Family Dynamics Triggered
While Rebecca was back East last month, she went to visit her friend Annu, an artist whose work we’ve featured in our newsletters before. Annu was also back East, having come from Montana to stay with her mother and sister for several weeks and, much as she loves the two, Annu was feeling triggered by old family dynamics.
Toxic Feelings from Old Patterns
By the time Rebecca got to her, Annu was in something of a state. Rebecca, having just spent a couple of weeks with her own sister and mother, recognized the scenario well: coming to be with family, wanting so much to enjoy loved ones, getting into old but familiar dysfunctional pattern of interacting, trying to practice compassion, acceptance, loving kindness, etc. but still feeling irritated, getting increasingly agitated as this cycle repeated itself.
Loosen Up the Negativity with Art
Rebecca, never far from her art therapy hat, asked Annu is she might make some art as a way to loosen up the toxic hold of negative feelings. Initially Annu balked—partly because she was emotionally exhausted and didn’t want to have to do anything and partly because she felt like trying to compose a picture that captured how she was feeling would just be frustrating.
Don’t Try To Capture It/Just Make Marks
Rebecca suggested that, instead, she just make marks–just take some kind of art supply (preferably something that could take some pressure like pastels, crayons, pencils, etc.) and, without thinking at all about whether it was accurate, make marks that expressed how she was feeling.
Getting It Out
For an intense and absorbed 5 minutes, Annu took dark brown and black pastels to paper and, with a pastel in each hand, pressed the darks colors heavily from the center outwards. She then changed the colors to reds and purples as she continued to fill the page. After about 10 minutes, she lightened the pressure and used the tip of pastels to make fine lines “like filament” around the edge. Finally, she used the handle of a paintbrush to scrape a design of a figure in the layered pastel.

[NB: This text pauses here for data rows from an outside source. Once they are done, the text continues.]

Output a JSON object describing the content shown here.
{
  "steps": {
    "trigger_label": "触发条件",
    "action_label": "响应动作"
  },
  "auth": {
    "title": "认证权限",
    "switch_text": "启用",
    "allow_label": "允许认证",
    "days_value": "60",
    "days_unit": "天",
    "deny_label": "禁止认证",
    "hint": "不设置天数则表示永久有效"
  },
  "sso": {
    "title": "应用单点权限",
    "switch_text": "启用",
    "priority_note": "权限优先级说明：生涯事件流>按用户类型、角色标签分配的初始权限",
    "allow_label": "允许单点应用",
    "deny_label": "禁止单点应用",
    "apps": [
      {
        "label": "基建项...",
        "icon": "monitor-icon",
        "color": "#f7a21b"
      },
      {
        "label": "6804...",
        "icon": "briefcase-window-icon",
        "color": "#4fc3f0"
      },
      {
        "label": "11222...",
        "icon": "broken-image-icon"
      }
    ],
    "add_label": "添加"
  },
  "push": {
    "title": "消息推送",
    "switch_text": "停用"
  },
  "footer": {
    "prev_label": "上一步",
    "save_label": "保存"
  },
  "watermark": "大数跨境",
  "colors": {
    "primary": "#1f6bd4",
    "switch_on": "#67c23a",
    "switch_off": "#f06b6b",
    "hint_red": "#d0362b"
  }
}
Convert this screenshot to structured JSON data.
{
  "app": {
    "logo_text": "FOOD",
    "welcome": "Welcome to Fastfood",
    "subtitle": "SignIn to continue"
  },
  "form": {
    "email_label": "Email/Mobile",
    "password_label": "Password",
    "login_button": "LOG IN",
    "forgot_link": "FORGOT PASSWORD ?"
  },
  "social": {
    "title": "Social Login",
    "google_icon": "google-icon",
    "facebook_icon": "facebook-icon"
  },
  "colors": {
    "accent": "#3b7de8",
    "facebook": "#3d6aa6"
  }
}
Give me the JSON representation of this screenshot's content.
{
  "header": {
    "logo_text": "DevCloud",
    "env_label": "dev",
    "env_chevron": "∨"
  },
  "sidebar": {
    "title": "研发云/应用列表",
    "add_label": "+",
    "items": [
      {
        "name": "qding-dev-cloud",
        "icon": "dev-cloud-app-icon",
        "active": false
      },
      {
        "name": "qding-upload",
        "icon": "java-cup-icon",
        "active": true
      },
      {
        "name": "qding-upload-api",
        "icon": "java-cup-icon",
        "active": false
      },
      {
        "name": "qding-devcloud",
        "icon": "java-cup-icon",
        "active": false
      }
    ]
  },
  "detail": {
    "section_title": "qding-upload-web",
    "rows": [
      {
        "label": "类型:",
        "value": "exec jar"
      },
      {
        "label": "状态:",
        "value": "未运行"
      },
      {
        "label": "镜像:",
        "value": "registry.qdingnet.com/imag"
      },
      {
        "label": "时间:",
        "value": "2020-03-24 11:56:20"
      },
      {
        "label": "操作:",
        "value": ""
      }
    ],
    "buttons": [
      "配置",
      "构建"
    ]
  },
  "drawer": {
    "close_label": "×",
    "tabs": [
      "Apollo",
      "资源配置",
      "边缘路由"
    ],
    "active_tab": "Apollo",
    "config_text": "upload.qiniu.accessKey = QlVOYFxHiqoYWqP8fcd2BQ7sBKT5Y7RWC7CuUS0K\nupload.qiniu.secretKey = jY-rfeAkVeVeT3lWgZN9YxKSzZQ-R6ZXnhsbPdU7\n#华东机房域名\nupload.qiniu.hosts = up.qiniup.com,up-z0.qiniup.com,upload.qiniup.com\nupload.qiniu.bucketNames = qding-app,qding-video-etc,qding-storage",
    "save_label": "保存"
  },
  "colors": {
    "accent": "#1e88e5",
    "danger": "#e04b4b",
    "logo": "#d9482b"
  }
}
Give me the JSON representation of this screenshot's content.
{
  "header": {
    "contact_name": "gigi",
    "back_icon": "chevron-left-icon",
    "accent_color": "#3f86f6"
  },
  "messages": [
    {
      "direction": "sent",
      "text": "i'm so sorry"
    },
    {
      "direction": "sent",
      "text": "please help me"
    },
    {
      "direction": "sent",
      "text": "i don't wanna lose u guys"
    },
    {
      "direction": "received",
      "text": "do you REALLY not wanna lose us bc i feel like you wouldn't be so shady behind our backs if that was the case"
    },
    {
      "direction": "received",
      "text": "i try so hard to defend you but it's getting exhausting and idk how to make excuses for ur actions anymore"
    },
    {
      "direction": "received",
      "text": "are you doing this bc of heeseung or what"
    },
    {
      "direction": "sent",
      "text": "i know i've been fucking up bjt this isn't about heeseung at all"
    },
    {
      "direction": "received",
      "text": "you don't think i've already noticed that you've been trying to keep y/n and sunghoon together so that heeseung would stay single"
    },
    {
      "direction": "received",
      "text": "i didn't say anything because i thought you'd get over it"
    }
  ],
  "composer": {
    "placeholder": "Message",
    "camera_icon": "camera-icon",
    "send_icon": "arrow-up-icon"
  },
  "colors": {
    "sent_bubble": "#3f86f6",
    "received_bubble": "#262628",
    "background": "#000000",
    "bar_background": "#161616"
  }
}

Make A Response To Your Expression
Once she was done, although she felt slightly better, she said that she still felt like she was in her head and a little frustrated so Rebecca suggested she take some aspect of the image and “respond” to it with another image. She again struggled for a moment, wanting to make something more intentional.
Let Your Hands Guide You
Even though Annu wasn’t a client, Rebecca encouraged her to respond like someone might in art therapy—just intuitively let her hand guide her and trust that something would come out. She felt like watercolors were calling her and created a new image that was inspired by the “up and outward” movement of the marks with the oil pastels and the figure she’d “carved’ into them.
Getting in to Flow
She spent about a half- hour getting into “flow” with the watercolors–becoming absorbed with painting the strands of hair and garlands of leaves, painting the piece you see below. By the end of that, she was calmer, more centered. The process of doing the artwork had “metabolized” her angst, i.e. broken it down and transformed that negative energy so that she felt more at ease and grounded.
Not Resolved But Some Relief
Even though Annu was able to get some relief from the intensity of her negativity thought and feelings, she knows that this won’t resolve the dynamics that created them in the first place. This is the first of what art can do for us, expressing difficult feelings can help us “metabolize” them and feel better.
Looking at the Metaphors
The second gift that art gives us is metaphors–looking at the meanings that we can get from the way the art is made and from the image that come emerge.
Some of the Metaphors in Annu’s Process
So although we weren’t doing therapy per se, we did have fun looking at all of the metaphors that emerged from Annu’s two pieces. For example, in the artmaking process of the first image there was the scraping and the vigorous upward and outward movements. In the imagery there was the figure that was carved into the heavy marks, the part that remains untouched in the middle.
Then there was the transition to the more fluid medium of watercolors which literally put her into calm state of flow and the introduction of the strands of leaves that fill the page.
What To Do With These Metaphors
If we were doing art therapy, Annu, being naturally insightful, would explore the meanings of those metaphors and see if they might reveals new information about the dynamics they were about or actions that she could take to address them.
For example, one thing that stuck out to her was that the inside of the figure that she’d carved out of the pastels was “untouched.” This was reminded her of her belief and understanding about herself–that there was a part of her that was unaffected by these challenges, that was “untouched” and pure.
We’ll write more about what she learned from her image and the meaning-making process in upcoming blogs.